Brutal Polka, 6.8., Karlsruhe, Die Stadtmitte. Was haben ein schwuler Polizist, ein Hot-Dog, ein Ledermaskenmann, die Imperialen Sturmtruppen und Fred Feuerstein gemeinsam? Natürlich nichts, trotzdem spielen sie gemeinsam Brutal Polka. Die gleichnamige Band, deren Lineup so fetischistisch vielfältig kostümiert wie multikulturell zusammengesetzt ist - die Mitglieder leben in den USA, Israel und Speyer – bezeichnet sich selbst als eine "in der israelischen Punkrock-Szene verwurzelte Gore-Metal-Boogie-Bluegrass-Techno-Death-Jive-Gospel-Waltz-Fast-Bossa-Band, deren Anfänge in einem anonymen Proberaum, auf einem nicht näher genannten Schulgelände, einer gänzlich unbekannten Stadt in einem namenlosen Staat liegen, die antrat eine bedeutende gefeierte sehr berühmte Pop-Gruppe zu werden und die mit ihrem schwach besuchten Konzert im örtlichen Underground-Club ihren Karrierehöhepunkt erreicht, wie jede andere auch."
Dem wäre an sich Nichts hinzuzufügen, denn Brutal Polka hätten ihren Stil nicht präziser beschreiben können - auch wenn der Gospel-Einfluss nicht überschätzt werden sollte – und die zahlende Kundschaft am Donnerstag im Club Die Stadtmitte beschränkte sich auf magere 35 Personen, aber der Unterhaltungswert war doch beträchtlich und rechtfertigt somit die Überlieferung des Ereignisses. Nicht unerwähnt bleiben sollen auch Dropkid aus Stuttgart, die mit melodischen Hardcore vor drei Leuten alles gaben. Dann geht´s los mit Brutal Polka und für deren Show gibt es nur ein Adjektiv: Durchgeknallt. Kramer E. Frog (schwuler Polizist), zuständig für Gesang und Keyboards, sieht aus wie er heißt, bewegt sich wie er heißt und singt wie er heißt. Außerdem steht nach dem dritten Song in der Unterhose da. Darüber hinaus hält er Avocados für Teufelswerk und wird von seiner Mutter auf Tour geschickt, damit er we-nigstens etwas Bewegung bekommt. IZ, der Klonkrieger Gitarrist, hält sich meist pogend im Publikum auf, es sei denn er hat gerade ins Mikrophon zu kreischen.
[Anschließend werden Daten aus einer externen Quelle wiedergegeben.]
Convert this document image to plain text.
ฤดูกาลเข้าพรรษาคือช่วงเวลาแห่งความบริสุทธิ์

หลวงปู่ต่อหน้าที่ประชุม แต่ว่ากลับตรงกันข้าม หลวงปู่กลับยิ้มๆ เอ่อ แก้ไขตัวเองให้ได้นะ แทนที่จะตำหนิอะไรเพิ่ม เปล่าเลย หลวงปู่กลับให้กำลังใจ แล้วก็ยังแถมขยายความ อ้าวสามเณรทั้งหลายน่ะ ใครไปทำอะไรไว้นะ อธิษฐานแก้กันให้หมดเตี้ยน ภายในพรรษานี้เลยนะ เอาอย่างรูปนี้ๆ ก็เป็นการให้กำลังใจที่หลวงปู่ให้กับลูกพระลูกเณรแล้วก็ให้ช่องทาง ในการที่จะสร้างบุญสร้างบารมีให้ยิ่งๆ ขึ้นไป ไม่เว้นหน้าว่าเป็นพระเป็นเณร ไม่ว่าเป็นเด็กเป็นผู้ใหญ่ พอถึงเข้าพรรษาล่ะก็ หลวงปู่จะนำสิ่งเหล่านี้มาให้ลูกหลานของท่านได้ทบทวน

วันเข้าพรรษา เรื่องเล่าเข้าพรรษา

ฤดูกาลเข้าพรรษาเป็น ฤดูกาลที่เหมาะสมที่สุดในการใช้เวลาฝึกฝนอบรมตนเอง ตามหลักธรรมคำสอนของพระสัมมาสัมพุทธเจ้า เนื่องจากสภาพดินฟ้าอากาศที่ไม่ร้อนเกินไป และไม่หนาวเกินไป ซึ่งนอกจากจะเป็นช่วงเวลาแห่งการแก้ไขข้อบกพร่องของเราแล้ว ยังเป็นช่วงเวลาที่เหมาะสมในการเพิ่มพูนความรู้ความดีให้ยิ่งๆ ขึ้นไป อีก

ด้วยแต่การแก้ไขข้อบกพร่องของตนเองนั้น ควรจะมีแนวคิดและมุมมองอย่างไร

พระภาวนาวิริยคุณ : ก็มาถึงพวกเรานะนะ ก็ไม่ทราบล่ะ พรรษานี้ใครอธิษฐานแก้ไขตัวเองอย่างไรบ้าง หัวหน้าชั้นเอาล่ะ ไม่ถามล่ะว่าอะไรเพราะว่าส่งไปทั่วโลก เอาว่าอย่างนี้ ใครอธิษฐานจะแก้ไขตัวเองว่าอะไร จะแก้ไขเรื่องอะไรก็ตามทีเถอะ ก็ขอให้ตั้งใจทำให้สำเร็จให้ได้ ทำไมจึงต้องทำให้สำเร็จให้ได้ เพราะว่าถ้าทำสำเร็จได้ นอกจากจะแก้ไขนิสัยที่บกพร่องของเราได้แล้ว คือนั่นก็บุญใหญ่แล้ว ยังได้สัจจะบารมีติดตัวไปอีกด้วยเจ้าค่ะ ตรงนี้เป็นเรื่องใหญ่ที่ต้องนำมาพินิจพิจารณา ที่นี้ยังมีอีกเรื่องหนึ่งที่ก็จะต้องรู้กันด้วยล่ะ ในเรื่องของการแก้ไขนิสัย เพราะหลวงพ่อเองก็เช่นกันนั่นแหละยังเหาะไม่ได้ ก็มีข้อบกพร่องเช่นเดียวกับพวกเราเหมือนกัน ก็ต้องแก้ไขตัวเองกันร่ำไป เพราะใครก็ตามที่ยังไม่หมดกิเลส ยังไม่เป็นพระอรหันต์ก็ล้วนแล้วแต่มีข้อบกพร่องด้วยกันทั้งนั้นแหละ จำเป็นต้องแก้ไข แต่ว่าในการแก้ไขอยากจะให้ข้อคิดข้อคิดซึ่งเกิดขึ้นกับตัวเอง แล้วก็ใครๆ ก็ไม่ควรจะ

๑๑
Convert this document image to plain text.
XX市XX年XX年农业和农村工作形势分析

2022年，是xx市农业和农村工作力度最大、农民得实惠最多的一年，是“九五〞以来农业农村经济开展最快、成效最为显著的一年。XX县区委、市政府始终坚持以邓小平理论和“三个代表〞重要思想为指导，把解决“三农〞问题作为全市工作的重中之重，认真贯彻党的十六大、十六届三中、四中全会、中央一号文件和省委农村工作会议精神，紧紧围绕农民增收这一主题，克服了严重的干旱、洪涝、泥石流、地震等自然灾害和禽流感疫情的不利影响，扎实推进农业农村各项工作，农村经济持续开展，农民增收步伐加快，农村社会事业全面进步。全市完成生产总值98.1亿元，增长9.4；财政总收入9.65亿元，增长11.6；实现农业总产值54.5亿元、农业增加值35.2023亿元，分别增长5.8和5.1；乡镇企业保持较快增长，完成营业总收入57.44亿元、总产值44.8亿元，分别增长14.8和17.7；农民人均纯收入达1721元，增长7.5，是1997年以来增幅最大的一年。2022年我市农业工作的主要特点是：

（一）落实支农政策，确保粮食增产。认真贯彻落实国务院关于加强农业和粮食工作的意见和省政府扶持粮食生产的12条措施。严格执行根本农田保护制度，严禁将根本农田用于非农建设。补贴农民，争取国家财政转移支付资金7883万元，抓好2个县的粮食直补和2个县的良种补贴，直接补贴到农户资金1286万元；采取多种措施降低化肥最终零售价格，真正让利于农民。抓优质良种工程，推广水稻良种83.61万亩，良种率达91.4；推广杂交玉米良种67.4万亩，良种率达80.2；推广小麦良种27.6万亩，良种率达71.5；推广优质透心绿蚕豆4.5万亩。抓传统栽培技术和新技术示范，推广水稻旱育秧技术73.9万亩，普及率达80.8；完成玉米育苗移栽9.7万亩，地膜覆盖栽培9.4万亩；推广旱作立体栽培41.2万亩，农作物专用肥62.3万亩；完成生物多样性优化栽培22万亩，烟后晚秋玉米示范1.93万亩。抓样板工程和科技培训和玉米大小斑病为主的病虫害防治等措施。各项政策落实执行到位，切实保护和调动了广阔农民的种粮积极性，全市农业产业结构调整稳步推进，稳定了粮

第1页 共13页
Sein steinzeitlicher Widerpart, Double Boy, steht aufgrund seiner beträchtlichen Körpermasse meist dem Bass spie-lenden Hot Dog im Weg – die halbe Band ist obendrein blind wie die Grottenolme, weigert sich aber aus Imagegründen auf der Bühne Brille zu tragen –, das trotzdem „einfach nur begeistert“ ist. Latexmann Georgius Ceasar an den Drums ist einfach nur er selbst.
An der Musik hätten Frank Zappa und Captain Beefheart genauso ihre Freude gehabt wie Mike Patton oder die Toy Dolls. Und wer Alben wie A Tribute to Mainstream und Politics Shmolitics mit Songs wie „Let's Send The Ku Klux Klan Into The Fire Pitts In The Depths Of Hell“, „When Did Fat Mike Become A Hippie?“ oder "Micropenis“ aufnimmt, der hat ohne jeden Zweifel noch eine große Zukunft vor sich.
Auch in Sachen Konzertdramaturgie gehen Brutal Polka ganz neue Wege: Der letze Song heißt „Fuck The World“. Georgius Ceasar lässt ihn mit einem fünfminütigen „Drumsolo“ ausklingen, indem er den einen pfeilschnellen Beat bis zur völligen Rammdösigkeit immer weiterspielt. Für das Publikum eine Geduldsübung. Dann kommt die Band zurück und tanzt (!) mit allen im Saal Polka. Schließlich kippt Georgius Ceasar vom Hocker. Trotzdem gibt es eine Zugabe. Sie heißt „Love Me“. Abgang Band, Abgang Caesar: Man sieht, er trägt Gummihosen und schwere Kampfstiefel. I know, it´s only Gore-Metal-Boogie-Bluegrass-Techno-Death-Jive-Gospel-Waltz-Fast-Bossa (But I Like It).